Movers and SHAKERS
Image Credit: Bruce Detorres (Flickr)
Marijuana is Winning the Sports Battle
THC is a restricted chemical in athletic competition for sports leagues and federations that have signed on to the World Anti-Doping Code. The Code sometimes referred to as WADA, is a document aimed to define what is and is not permitted for athlete use for the protection of the validity of the sports that have signed it. And for the health of the athletes. Consistency among sports organizations across the globe has been the WADA objective since being founded in 1999.
Organizations at Odds with WADA
Just as the legitimacy and safety of cannabis products have produced state laws at odds with the overriding federal government, so too does the athletic commissions of some states that, in defiance, have removed their marijuana THC prohibitions in many sports.
The Nevada Athletic Commission (NAC) unanimously agreed on Wednesday (July 7) to change their policy and amend its anti-doping rules by removing the threat of suspension over cannabis use or possession for boxers. There are no longer any penalties threatening the athletes. Fighters would still be barred from the ring if they demonstrate intoxication. Ring sports in Nevada, boxing and mixed martial arts (MMA), are revered as was pointed out by the Commission Chair Stephen Cloobeck, “I think being the gold standard with regard to combat sports—both [Mixed Martial Arts] and boxing—being a world-class destination, and having our state show the leadership and the fortitude in light of some of the recently circumstances we’ve all seen on television, we should be always at the forefront of these issues,” Cloobeck said at Wednesday’s meeting. Drug tests for marijuana will still continue fro the next six months for “data collection purposes.”
U.S. Rep. Dina Titus (D-NV) praised the commission’s action on Wednesday.
In May of 2021, The Florida State Boxing Commission stopped testing fighters for marijuana. At the time, Bob Bennett, the executive director of the Florida NAC said, “Marijuana is considered to be a substance of abuse and not a performance enhancing drug.” He explained, “I think our goal is to test for performance-enhancing drugs in an effort to ensure there’s a level playing field.”
In January the USADA and UFC announced they would no longer punish ring sports athletes with positive marijuana tests. It’s important to note that the UFC is not a signatory of WADA so the restrictions are not the same as athletes that are being ranked for competitions including the International Olympics.
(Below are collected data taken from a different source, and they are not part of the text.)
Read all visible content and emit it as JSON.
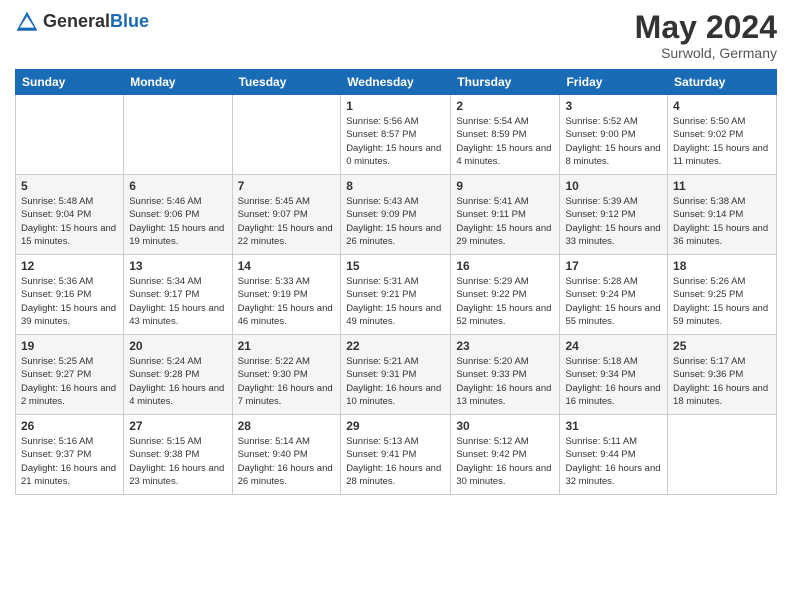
{
  "logo": {
    "general": "General",
    "blue": "Blue"
  },
  "title": {
    "month_year": "May 2024",
    "location": "Surwold, Germany"
  },
  "days_of_week": [
    "Sunday",
    "Monday",
    "Tuesday",
    "Wednesday",
    "Thursday",
    "Friday",
    "Saturday"
  ],
  "weeks": [
    [
      {
        "day": "",
        "info": ""
      },
      {
        "day": "",
        "info": ""
      },
      {
        "day": "",
        "info": ""
      },
      {
        "day": "1",
        "info": "Sunrise: 5:56 AM\nSunset: 8:57 PM\nDaylight: 15 hours\nand 0 minutes."
      },
      {
        "day": "2",
        "info": "Sunrise: 5:54 AM\nSunset: 8:59 PM\nDaylight: 15 hours\nand 4 minutes."
      },
      {
        "day": "3",
        "info": "Sunrise: 5:52 AM\nSunset: 9:00 PM\nDaylight: 15 hours\nand 8 minutes."
      },
      {
        "day": "4",
        "info": "Sunrise: 5:50 AM\nSunset: 9:02 PM\nDaylight: 15 hours\nand 11 minutes."
      }
    ],
    [
      {
        "day": "5",
        "info": "Sunrise: 5:48 AM\nSunset: 9:04 PM\nDaylight: 15 hours\nand 15 minutes."
      },
      {
        "day": "6",
        "info": "Sunrise: 5:46 AM\nSunset: 9:06 PM\nDaylight: 15 hours\nand 19 minutes."
      },
      {
        "day": "7",
        "info": "Sunrise: 5:45 AM\nSunset: 9:07 PM\nDaylight: 15 hours\nand 22 minutes."
      },
      {
        "day": "8",
        "info": "Sunrise: 5:43 AM\nSunset: 9:09 PM\nDaylight: 15 hours\nand 26 minutes."
      },
      {
        "day": "9",
        "info": "Sunrise: 5:41 AM\nSunset: 9:11 PM\nDaylight: 15 hours\nand 29 minutes."
      },
      {
        "day": "10",
        "info": "Sunrise: 5:39 AM\nSunset: 9:12 PM\nDaylight: 15 hours\nand 33 minutes."
      },
      {
        "day": "11",
        "info": "Sunrise: 5:38 AM\nSunset: 9:14 PM\nDaylight: 15 hours\nand 36 minutes."
      }
    ],
    [
      {
        "day": "12",
        "info": "Sunrise: 5:36 AM\nSunset: 9:16 PM\nDaylight: 15 hours\nand 39 minutes."
      },
      {
        "day": "13",
        "info": "Sunrise: 5:34 AM\nSunset: 9:17 PM\nDaylight: 15 hours\nand 43 minutes."
      },
      {
        "day": "14",
        "info": "Sunrise: 5:33 AM\nSunset: 9:19 PM\nDaylight: 15 hours\nand 46 minutes."
      },
      {
        "day": "15",
        "info": "Sunrise: 5:31 AM\nSunset: 9:21 PM\nDaylight: 15 hours\nand 49 minutes."
      },
      {
        "day": "16",
        "info": "Sunrise: 5:29 AM\nSunset: 9:22 PM\nDaylight: 15 hours\nand 52 minutes."
      },
      {
        "day": "17",
        "info": "Sunrise: 5:28 AM\nSunset: 9:24 PM\nDaylight: 15 hours\nand 55 minutes."
      },
      {
        "day": "18",
        "info": "Sunrise: 5:26 AM\nSunset: 9:25 PM\nDaylight: 15 hours\nand 59 minutes."
      }
    ],
    [
      {
        "day": "19",
        "info": "Sunrise: 5:25 AM\nSunset: 9:27 PM\nDaylight: 16 hours\nand 2 minutes."
      },
      {
        "day": "20",
        "info": "Sunrise: 5:24 AM\nSunset: 9:28 PM\nDaylight: 16 hours\nand 4 minutes."
      },
      {
        "day": "21",
        "info": "Sunrise: 5:22 AM\nSunset: 9:30 PM\nDaylight: 16 hours\nand 7 minutes."
      },
      {
        "day": "22",
        "info": "Sunrise: 5:21 AM\nSunset: 9:31 PM\nDaylight: 16 hours\nand 10 minutes."
      },
      {
        "day": "23",
        "info": "Sunrise: 5:20 AM\nSunset: 9:33 PM\nDaylight: 16 hours\nand 13 minutes."
      },
      {
        "day": "24",
        "info": "Sunrise: 5:18 AM\nSunset: 9:34 PM\nDaylight: 16 hours\nand 16 minutes."
      },
      {
        "day": "25",
        "info": "Sunrise: 5:17 AM\nSunset: 9:36 PM\nDaylight: 16 hours\nand 18 minutes."
      }
    ],
    [
      {
        "day": "26",
        "info": "Sunrise: 5:16 AM\nSunset: 9:37 PM\nDaylight: 16 hours\nand 21 minutes."
      },
      {
        "day": "27",
        "info": "Sunrise: 5:15 AM\nSunset: 9:38 PM\nDaylight: 16 hours\nand 23 minutes."
      },
      {
        "day": "28",
        "info": "Sunrise: 5:14 AM\nSunset: 9:40 PM\nDaylight: 16 hours\nand 26 minutes."
      },
      {
        "day": "29",
        "info": "Sunrise: 5:13 AM\nSunset: 9:41 PM\nDaylight: 16 hours\nand 28 minutes."
      },
      {
        "day": "30",
        "info": "Sunrise: 5:12 AM\nSunset: 9:42 PM\nDaylight: 16 hours\nand 30 minutes."
      },
      {
        "day": "31",
        "info": "Sunrise: 5:11 AM\nSunset: 9:44 PM\nDaylight: 16 hours\nand 32 minutes."
      },
      {
        "day": "",
        "info": ""
      }
    ]
  ]
}
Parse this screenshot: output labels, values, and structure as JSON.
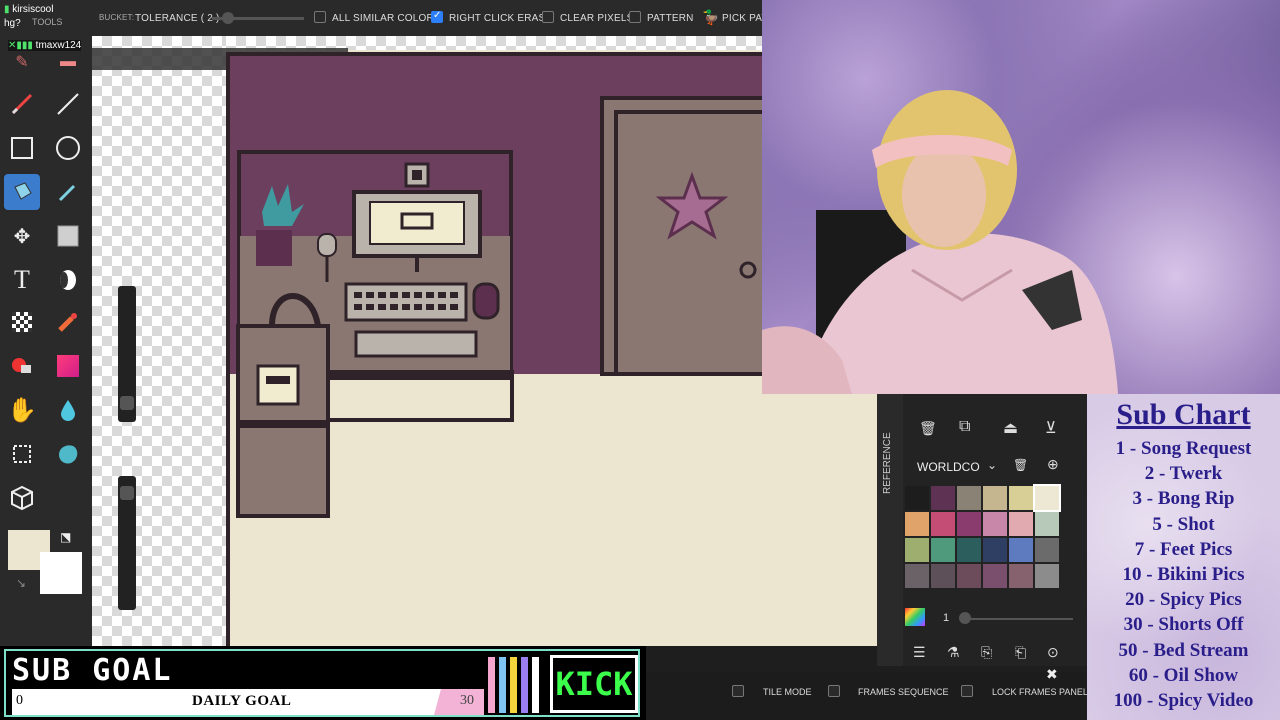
{
  "chat": {
    "user1": "kirsiscool",
    "line2": "hg?",
    "tools_label": "TOOLS",
    "user2": "tmaxw124"
  },
  "toolbar": {
    "bucket_label": "BUCKET:",
    "tolerance_label": "TOLERANCE ( 2 )",
    "all_similar_colors": "ALL SIMILAR COLORS",
    "right_click_erase": "RIGHT CLICK ERASE",
    "clear_pixels": "CLEAR PIXELS",
    "pattern": "PATTERN",
    "pick_pattern": "PICK PAT"
  },
  "panel": {
    "reference_tab": "REFERENCE",
    "palette_name": "WORLDCO",
    "layer_number": "1",
    "palette_colors": [
      "#1d1d1d",
      "#5d3252",
      "#8a8274",
      "#c5b68f",
      "#d8cf97",
      "#ece8d4",
      "#e0a36a",
      "#c44d76",
      "#8b3c6e",
      "#c887a8",
      "#e1aab0",
      "#b7c9b8",
      "#9dae6e",
      "#4f9a7d",
      "#2d5e5e",
      "#2e3f63",
      "#5f7bc0",
      "#6b6b6b",
      "#6a6266",
      "#5d5058",
      "#6c4b5b",
      "#7a4f6d",
      "#86626f",
      "#8c8c8c"
    ]
  },
  "bottombar": {
    "tile_mode": "TILE MODE",
    "frames_sequence": "FRAMES SEQUENCE",
    "lock_frames_panel": "LOCK FRAMES PANEL"
  },
  "subgoal": {
    "title": "SUB GOAL",
    "start": "0",
    "label": "DAILY GOAL",
    "goal": "30",
    "kick": "KICK",
    "stripe_colors": [
      "#f4a6cf",
      "#7fc4f2",
      "#f5d43c",
      "#9b7ff2",
      "#ffffff"
    ]
  },
  "subchart": {
    "title": "Sub Chart",
    "items": [
      "1 - Song Request",
      "2 - Twerk",
      "3 - Bong Rip",
      "5 - Shot",
      "7 - Feet Pics",
      "10 - Bikini Pics",
      "20 - Spicy Pics",
      "30 - Shorts Off",
      "50 - Bed Stream",
      "60 - Oil Show",
      "100 - Spicy Video"
    ]
  },
  "colors": {
    "accent": "#3b7ccc",
    "wall": "#6c3f5f",
    "floor": "#ece6d0",
    "subchart_text": "#2a1e8a"
  }
}
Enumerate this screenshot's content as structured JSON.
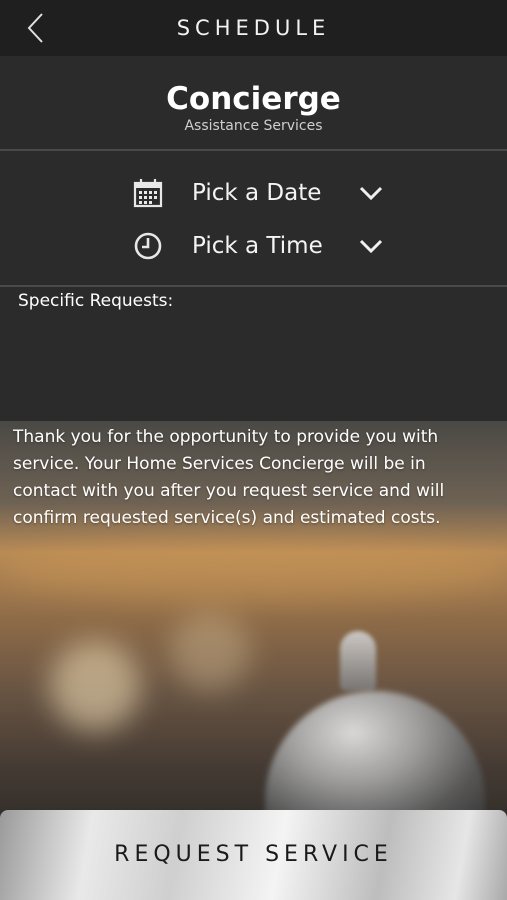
{
  "topbar": {
    "title": "SCHEDULE",
    "back_icon": "chevron-left-icon"
  },
  "header": {
    "title": "Concierge",
    "subtitle": "Assistance Services"
  },
  "pickers": {
    "date": {
      "label": "Pick a Date",
      "icon": "calendar-icon",
      "chevron": "chevron-down-icon"
    },
    "time": {
      "label": "Pick a Time",
      "icon": "clock-icon",
      "chevron": "chevron-down-icon"
    }
  },
  "requests": {
    "label": "Specific Requests:",
    "value": ""
  },
  "info": {
    "text": "Thank you for the opportunity to provide you with service. Your Home Services Concierge will be in contact with you after you request service and will confirm requested service(s) and estimated costs."
  },
  "action": {
    "label": "REQUEST SERVICE"
  },
  "colors": {
    "background": "#2b2b2b",
    "topbar": "#1f1f1f",
    "divider": "#4a4a4a",
    "button_text": "#1a1a1a"
  }
}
An official statement this Tuesday from USA Track & Field (USATF), the nation’s governing body for running, was referring to a new case where a runner who was favored for a gold in the Tokyo Olympics was suspended, it read: that it’s currently unwilling to amend its own internal rules to make an exception in Richardson’s case; however, it also said that international policy on cannabis punishments athletes “should be reevaluated.”
As part of a collective bargaining contract, the NFL’s policy related to cannabis changed in 2020. Under the policy, NFL players will not face the risk of suspension from games over positive tests for any drug. Marijuana, of course, falls within that umbrella of protection.
In 2019 Major League Baseball decided to remove the herb from its list of banned substances. Players may consume marijuana without risk of discipline but may not play under the influence.
The NBA is currently operating under a temporary policy to not randomly test for THC. This could soon become permanent. Rather than mandate blanket tests, Commissioner Adam Silver said the league would be reaching out to players who show signs of problematic dependency, not those who are “using marijuana casually.”
Recently Justice Clarence Thomas wrote in regards to federal cannabis laws being at odds with many state laws, “The Federal Government’s current approach is a half-in, half-out regime that simultaneously tolerates and forbids local use of marijuana.” As marijuana has various levels of acceptance within the public sphere, there are also various levels of rules that at times seem to conflict.
Professional sports and other entertainers often lead the way to full acceptance of a once-taboo idea. While there have been athletes over the years who have lost advertising sponsorships for Marijuana use, it may not be too far off when we see this turned around, and athletes are openly endorsing a marijuana product for compensation.